The PHOTONFOOD project began by identifying the needs of stakeholders through surveys and interviews conducted in five countries. These efforts revealed the challenges organizations face in mycotoxin testing and highlighted a strong demand for quick, standardized testing methods. The research defined target user groups for two devices, MI-FI and HI-FI, designed to meet EU standards for mycotoxin levels. Published findings in the World Mycotoxin Journal and showcased at various events helped refine these devices based on user feedback. Cost assessments showed these technologies are efficient and scalable, indicating potential to reduce reliance on expensive current methods. Market analysis using the UTAUT model informed strategic recommendations for commercialization.
WP2 focused on creating an easy-to-use sample processing workflow for food contaminant analysis using mid-infrared (MIR) spectroscopy. A novel method, Selective Paper-Enhanced Infrared Spectroscopy (S-PEIRS), was developed to detect mycotoxins like deoxynivalenol (DON) at regulatory limits. This method successfully passed validation and proficiency tests, with training provided through kits, pictogram cards, and videos. Integration with photonic devices for detecting DON on paper advanced, though high concentrations were initially required. S-PEIRS was also adapted for detecting Ochratoxin A (OTA) in white wine, showing promising results and improved simplicity with new tools. WP2's developments offer two main products: a 3D-printed grinding and extraction module, and the S-PEIRS methodology, both available as open-source resources.
WP3 advanced the development of epitaxial structures for mid-infrared (MIR) IC-LEDs and tunable lasers, enhancing efficiency, output power, and emission wavelength. These advanced IC-LEDs, featuring optimized out-coupling structures and improved thermal management, were integrated into MI-FI analyzers to support scalable production of low-cost MIR devices. Tunable lasers for HI-FI analyzers achieved improvements in spectral alignment and emission stability. Deliverables included advanced IC-LEDs and tunable lasers, successfully integrated into demonstrator setups. Key exploitable results from WP3 include optimized mid-infrared epitaxy designs, tunable lasers, IC-LEDs, and knowledge to optimize IC-LED emission behavior and directionality.

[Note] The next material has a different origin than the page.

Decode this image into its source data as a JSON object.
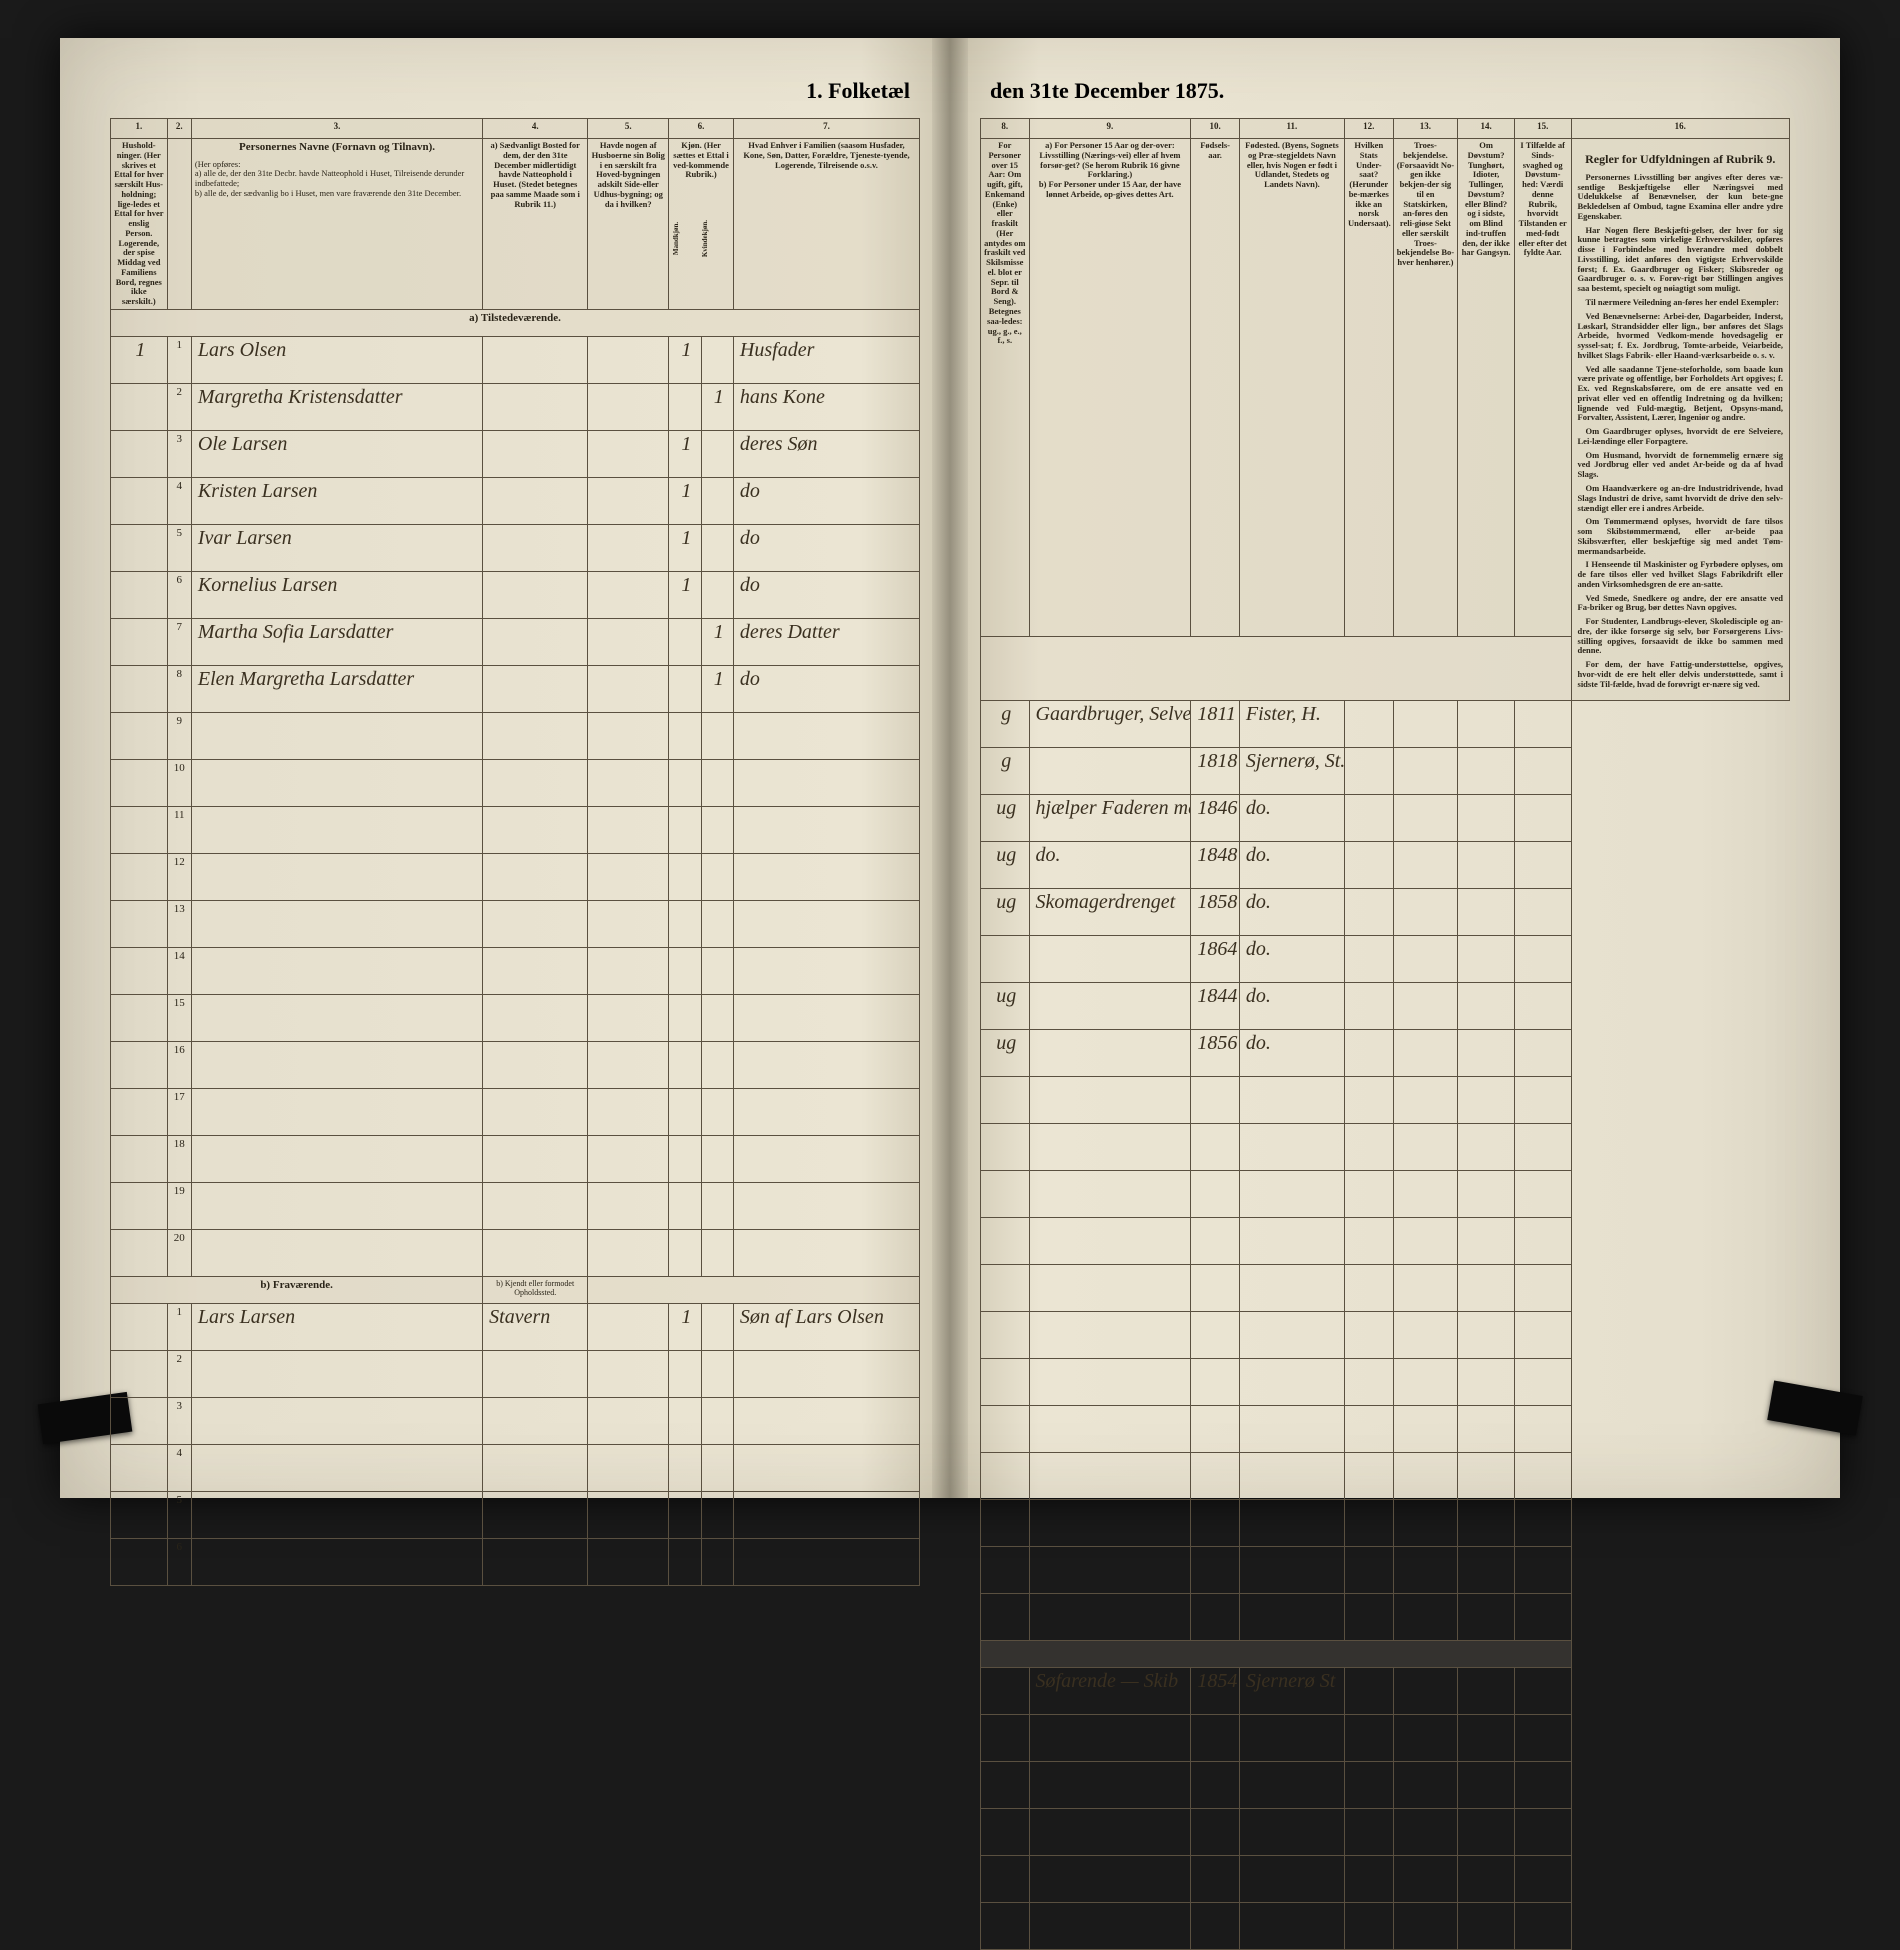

WP4 developed and optimized interfaces and analyzers for MIR sensing. Thin-film waveguides using GaAs/AlGaAs materials were validated for analyzing DON in samples with the HI-FI analyzer. The MI-FI analyzer, equipped with MEMS-based IR sources and ZnSe ATR waveguides, showed promising results compared to conventional FTIR spectrometers. IC-LEDs were integrated into the MI-FI system, and a pressure stamp for paper-based microfluidics was developed. The HI-FI analyzer demonstrated superior sensitivity and successfully integrated sample preparation protocols. Housing designs for both devices facilitated demonstrations and transportation. The exploitable results from WP4 include the MI-FI handheld device and the HI-FI high-precision lab device, each optimized for different contamination detection scenarios.
WP5 focused on developing a data analysis strategy and user-friendly software for MI-FI and HI-FI devices. Achievements include effective spectral pre-processing methods, calibration and classification models using PLS-based techniques, and the development of a centralized Global Control System (GCS) for data management. The GCS was integrated with cloud services and planned for future integration with IBM FoodTrust and FoodSafeR platforms. WP5's results include pre-processing methods and predictive models for contaminant detection, utility software for efficient data analysis, and tools for further development and validation of MI-FI and HI-FI devices in food safety applications.
WP6 focused on validating and demonstrating PHOTONFOOD developments. Tasks included building a sample base of wheat and peanut samples for analysis using photonic prototypes, followed by LC-MS/MS analysis. These samples were used for validation trials and chemometric modeling. An interlaboratory comparison study replaced the initially planned mini ring trial. Spectroscopic solutions were demonstrated to stakeholders at conferences and labs, with feedback collected to refine the technology. WP6's exploitable results include data from sample screening trials and device validation, aiding in future prototype refinements.
WP7 supported other work packages in disseminating scientific results. Achievements include establishing a project website with substantial visitor.